The Ups and Downs of Recovery
So I got to day 81 and it hasn't all been all a pink cloud. Being Bi-Polar and not drinking is a ride in itself. I've always believed that when I spiral down into a depressive episode, I grow closer and closer to God. As sucky as it is to fall into a depression, I always have a greater sense of God's presence when I'm in the pits. In fact, I don't think I would have ever become a pastor if I didn't have those God-experiences, those thin spaces where the veil between me and the divine become more and more transparent. So I'm grateful.
But the truth is, when I'm in a manic episode, the veil also becomes thin. Sometimes too thin. Sometimes it's overwhelming how joyful I feel. I have the sense that I'm out of control and the connection I have with the divine is electrocuting me. Sure it feels good at the time, but I'm left spinning, confused, anxious and a little down.
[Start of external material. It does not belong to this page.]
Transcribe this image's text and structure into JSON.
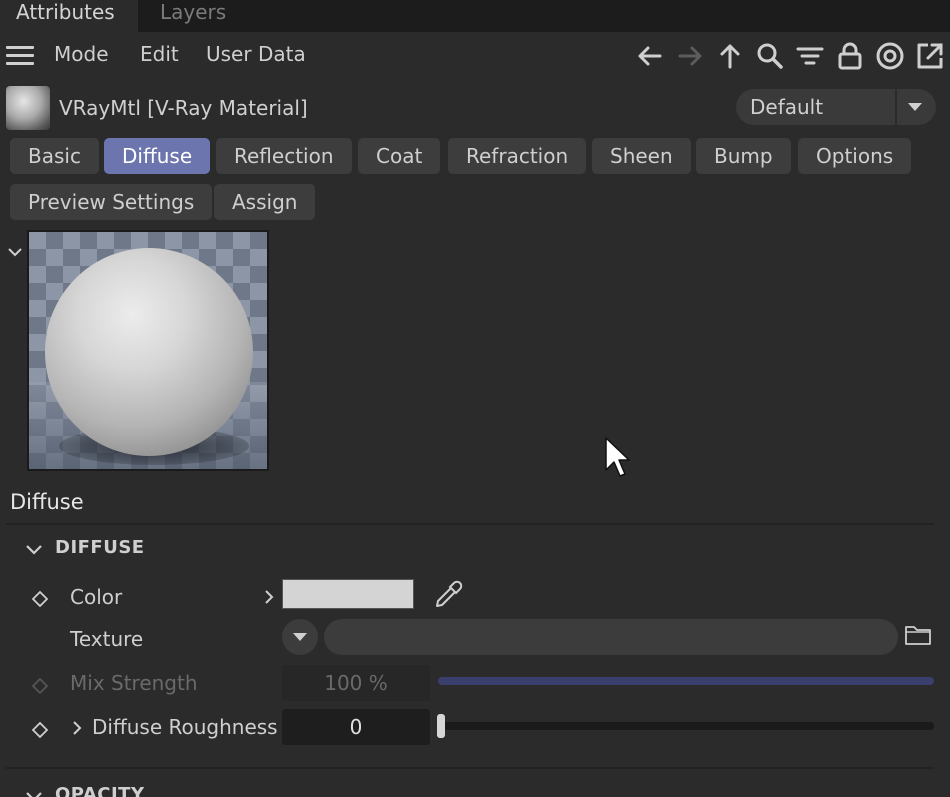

I used alcohol and pot to manage these highs and lows. Now that I'm sober, I have to just feel them and not try to escape. Another appointment with my psychiatrist is on my calendar, but I don't know if there is any magic pill that will stabilize me and bring me serenity all the time. I suppose this is just how I'm made and I will be grateful that I have these episodes that remind me that I am not alone, that God's presence is always with me, and it is joyful beyond imagination to have the veil come down so that I can glimpse the face of God every now and then.